Digital signature overview

A digital signature is an electronic, encrypted stamp of authentication on digital information such as messages. The digital signature confirms the integrity of the message.

This signature ensures that the information originated from the signer and was not altered, which proves the identity of the organization that created the digital signature. Any change made to the signed data invalidates the whole signature.

The use of digital signatures is important because they can ensure end-to-end message integrity, and can also provide authentication information about the originator of a message. To be the most effective, the digital signature must be part of the application data so that it is generated at the time the message is created. Then, the signature is verified at the time the message is received and processed. You can choose to sign the entire message, or sign parts of the message (even overlapping parts of a message can be signed). You can choose to sign only parts of a message if a part of the message must be modified before it reaches the consumer. In this scenario, if the entire message was signed, the whole signature is invalidated if even one part of the message is modified. You can specify partial signatures for a message by specifying an ID attribute for every element that you want to sign and adding a reference.

Important: To ensure message integrity, use XML digital signatures with your private key. This signature can be validated by the recipient with the sender’s digital certificate (public key). When you create a signature with an X.509 certificate token, ensure that it uniquely and irrefutably specifies the certificate under which the signature was created.

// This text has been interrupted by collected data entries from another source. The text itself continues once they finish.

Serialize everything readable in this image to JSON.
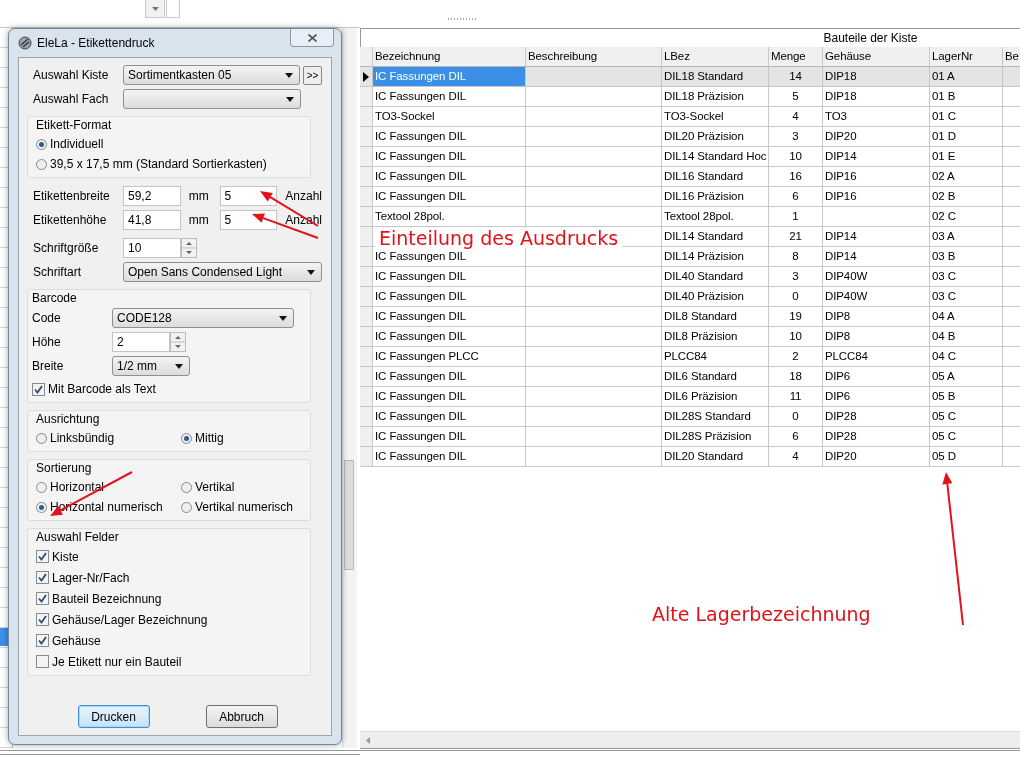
{
  "dialog": {
    "title": "EleLa - Etikettendruck",
    "kiste": {
      "label": "Auswahl Kiste",
      "value": "Sortimentkasten 05",
      "more_button": ">>"
    },
    "fach": {
      "label": "Auswahl Fach"
    },
    "etikett_format": {
      "title": "Etikett-Format",
      "options": [
        {
          "label": "Individuell",
          "selected": true
        },
        {
          "label": "39,5 x 17,5 mm (Standard Sortierkasten)",
          "selected": false
        }
      ]
    },
    "size_fields": [
      {
        "label": "Etikettenbreite",
        "value": "59,2",
        "unit": "mm",
        "count": "5",
        "count_label": "Anzahl"
      },
      {
        "label": "Etikettenhöhe",
        "value": "41,8",
        "unit": "mm",
        "count": "5",
        "count_label": "Anzahl"
      }
    ],
    "schriftgroesse": {
      "label": "Schriftgröße",
      "value": "10"
    },
    "schriftart": {
      "label": "Schriftart",
      "value": "Open Sans Condensed Light"
    },
    "barcode": {
      "title": "Barcode",
      "code": {
        "label": "Code",
        "value": "CODE128"
      },
      "hoehe": {
        "label": "Höhe",
        "value": "2"
      },
      "breite": {
        "label": "Breite",
        "value": "1/2 mm"
      },
      "as_text": {
        "label": "Mit Barcode als Text",
        "checked": true
      }
    },
    "ausrichtung": {
      "title": "Ausrichtung",
      "options": [
        {
          "label": "Linksbündig",
          "selected": false
        },
        {
          "label": "Mittig",
          "selected": true
        }
      ]
    },
    "sortierung": {
      "title": "Sortierung",
      "options": [
        {
          "label": "Horizontal",
          "selected": false
        },
        {
          "label": "Vertikal",
          "selected": false
        },
        {
          "label": "Horizontal numerisch",
          "selected": true
        },
        {
          "label": "Vertikal numerisch",
          "selected": false
        }
      ]
    },
    "felder": {
      "title": "Auswahl Felder",
      "items": [
        {
          "label": "Kiste",
          "checked": true
        },
        {
          "label": "Lager-Nr/Fach",
          "checked": true
        },
        {
          "label": "Bauteil Bezeichnung",
          "checked": true
        },
        {
          "label": "Gehäuse/Lager Bezeichnung",
          "checked": true
        },
        {
          "label": "Gehäuse",
          "checked": true
        },
        {
          "label": "Je Etikett nur ein Bauteil",
          "checked": false
        }
      ]
    },
    "buttons": [
      {
        "label": "Drucken",
        "default": true
      },
      {
        "label": "Abbruch",
        "default": false
      }
    ]
  },
  "table": {
    "title": "Bauteile der Kiste",
    "columns": [
      "Bezeichnung",
      "Beschreibung",
      "LBez",
      "Menge",
      "Gehäuse",
      "LagerNr",
      "Be"
    ],
    "rows": [
      {
        "cells": [
          "IC Fassungen DIL",
          null,
          "DIL18 Standard",
          "14",
          "DIP18",
          "01 A"
        ],
        "selected": true
      },
      {
        "cells": [
          "IC Fassungen DIL",
          null,
          "DIL18 Präzision",
          "5",
          "DIP18",
          "01 B"
        ],
        "selected": false
      },
      {
        "cells": [
          "TO3-Sockel",
          null,
          "TO3-Sockel",
          "4",
          "TO3",
          "01 C"
        ],
        "selected": false
      },
      {
        "cells": [
          "IC Fassungen DIL",
          null,
          "DIL20 Präzision",
          "3",
          "DIP20",
          "01 D"
        ],
        "selected": false
      },
      {
        "cells": [
          "IC Fassungen DIL",
          null,
          "DIL14 Standard Hoc",
          "10",
          "DIP14",
          "01 E"
        ],
        "selected": false
      },
      {
        "cells": [
          "IC Fassungen DIL",
          null,
          "DIL16 Standard",
          "16",
          "DIP16",
          "02 A"
        ],
        "selected": false
      },
      {
        "cells": [
          "IC Fassungen DIL",
          null,
          "DIL16 Präzision",
          "6",
          "DIP16",
          "02 B"
        ],
        "selected": false
      },
      {
        "cells": [
          "Textool 28pol.",
          null,
          "Textool 28pol.",
          "1",
          null,
          "02 C"
        ],
        "selected": false
      },
      {
        "cells": [
          null,
          null,
          "DIL14 Standard",
          "21",
          "DIP14",
          "03 A"
        ],
        "selected": false
      },
      {
        "cells": [
          "IC Fassungen DIL",
          null,
          "DIL14 Präzision",
          "8",
          "DIP14",
          "03 B"
        ],
        "selected": false
      },
      {
        "cells": [
          "IC Fassungen DIL",
          null,
          "DIL40 Standard",
          "3",
          "DIP40W",
          "03 C"
        ],
        "selected": false
      },
      {
        "cells": [
          "IC Fassungen DIL",
          null,
          "DIL40 Präzision",
          "0",
          "DIP40W",
          "03 C"
        ],
        "selected": false
      },
      {
        "cells": [
          "IC Fassungen DIL",
          null,
          "DIL8 Standard",
          "19",
          "DIP8",
          "04 A"
        ],
        "selected": false
      },
      {
        "cells": [
          "IC Fassungen DIL",
          null,
          "DIL8 Präzision",
          "10",
          "DIP8",
          "04 B"
        ],
        "selected": false
      },
      {
        "cells": [
          "IC Fassungen PLCC",
          null,
          "PLCC84",
          "2",
          "PLCC84",
          "04 C"
        ],
        "selected": false
      },
      {
        "cells": [
          "IC Fassungen DIL",
          null,
          "DIL6 Standard",
          "18",
          "DIP6",
          "05 A"
        ],
        "selected": false
      },
      {
        "cells": [
          "IC Fassungen DIL",
          null,
          "DIL6 Präzision",
          "11",
          "DIP6",
          "05 B"
        ],
        "selected": false
      },
      {
        "cells": [
          "IC Fassungen DIL",
          null,
          "DIL28S Standard",
          "0",
          "DIP28",
          "05 C"
        ],
        "selected": false
      },
      {
        "cells": [
          "IC Fassungen DIL",
          null,
          "DIL28S Präzision",
          "6",
          "DIP28",
          "05 C"
        ],
        "selected": false
      },
      {
        "cells": [
          "IC Fassungen DIL",
          null,
          "DIL20 Standard",
          "4",
          "DIP20",
          "05 D"
        ],
        "selected": false
      }
    ]
  },
  "annotations": [
    {
      "text": "Einteilung des Ausdrucks"
    },
    {
      "text": "Alte Lagerbezeichnung"
    }
  ]
}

A digital signature for an electronic message is created by using a form of cryptography and is equivalent to a personal signature on a written document. The digital signature on a message provides a unique electronic binding of the identity of the signer to the origin of the message. A digital signature provides proof of the message origin and a method to verify the integrity of the message. A digital certificate owner combines the data to be signed with their private key, and then transforms the data with an algorithm. The recipient of the message uses the corresponding certificate public key to decrypt the signature. The public key decryption also verifies the integrity of the signed message and verifies the sender as the source. Only the organization with the private key can create the digital signature. However, anyone that has access to the corresponding public key can verify the digital signature.

The digital signature is based on the XML-signature syntax and processing specification that is defined for WS-Security. This specification defines an XML syntax for digital signatures (the processing rules for creating and verifying XML signatures). The SignedInfo element describes the signed content of the message. It also includes the syntax for representing the resulting signature information. The signature algorithm for signing the message is specified in the SignatureMethod element. The DigestMethod element specifies the digest algorithm that is applied to the signed message. The resulting digital signature value and digest value are encoded with base64 and are specified in the SignatureValue element and the DigestValue element.

A digest is a fixed length, short message whose digital signature can be quickly generated and verified. Using a digest facilitates faster processing and is important for performance reasons. The payload of a message can be large, and the process of applying a public key algorithm to the entire message can significantly impact system performance. When the message is received and a digest is used, B2B Advanced Communications computes the digest. Additionally, it verifies that the newly computed digest matches the digest that was sent.

In B2B Advanced Communications only inbound document exchange is supported with digital signatures for an anonymous partner.

Important: If you are using digital signatures, define the content types that must be excluded from canonicalization to B2B Advanced Communications through the Systems Management > System Settings interface. Using digital signatures and canonicalization can adversely affect system performance, because computing and verifying XML signatures is very resource-intensive.

The steps of the digital signature process are as follows:

  1. The sender computes a message digest (with an algorithm such as RSA or SHA1) and then encrypts the digest with their private key, which forms the digital signature. Multiple signatures and signature formats can be attached to a message, each referencing different (or even overlapping) parts of the message.
  2. The sender transmits the digital signature with the message.
  3. The receiver decrypts the digital signature with the public key of the sender, thus regenerating the message digest.
  4. The receiver computes a message digest from the message data that was received, and verifies that the two digests are the same. If these digests match, the message is both intact and authentic.

When a content creator digitally signs a message, the signature must meet the following criteria to be valid:

  • The certificate that is associated with the digital signature is current (not expired).
  • The certificate that is associated with the digital signature is issued to the signing publisher by a reputable certificate authority (CA). The CA signs certificates that it issues. The signature consists of a data string that is encrypted with the private key of the CA. Any user can then verify the signature on the certificate by using the CA public key to decrypt the signature.
  • The publisher (the signing organization), is trusted.
    Important: Signed messages with a valid time stamp are considered to have valid signatures, regardless of the age or revocation status of the signing certificate.
A digital signature is used to assure:
The identity of the organization that sent the message (the message signer) is confirmed.
The message content was not changed or tampered with since it was digitally signed.
Tip: You can also encrypt the message, which protects the confidentiality of the information in the message.
The origin of the signed content is verified to all parties so the message signer cannot deny association with the signed content.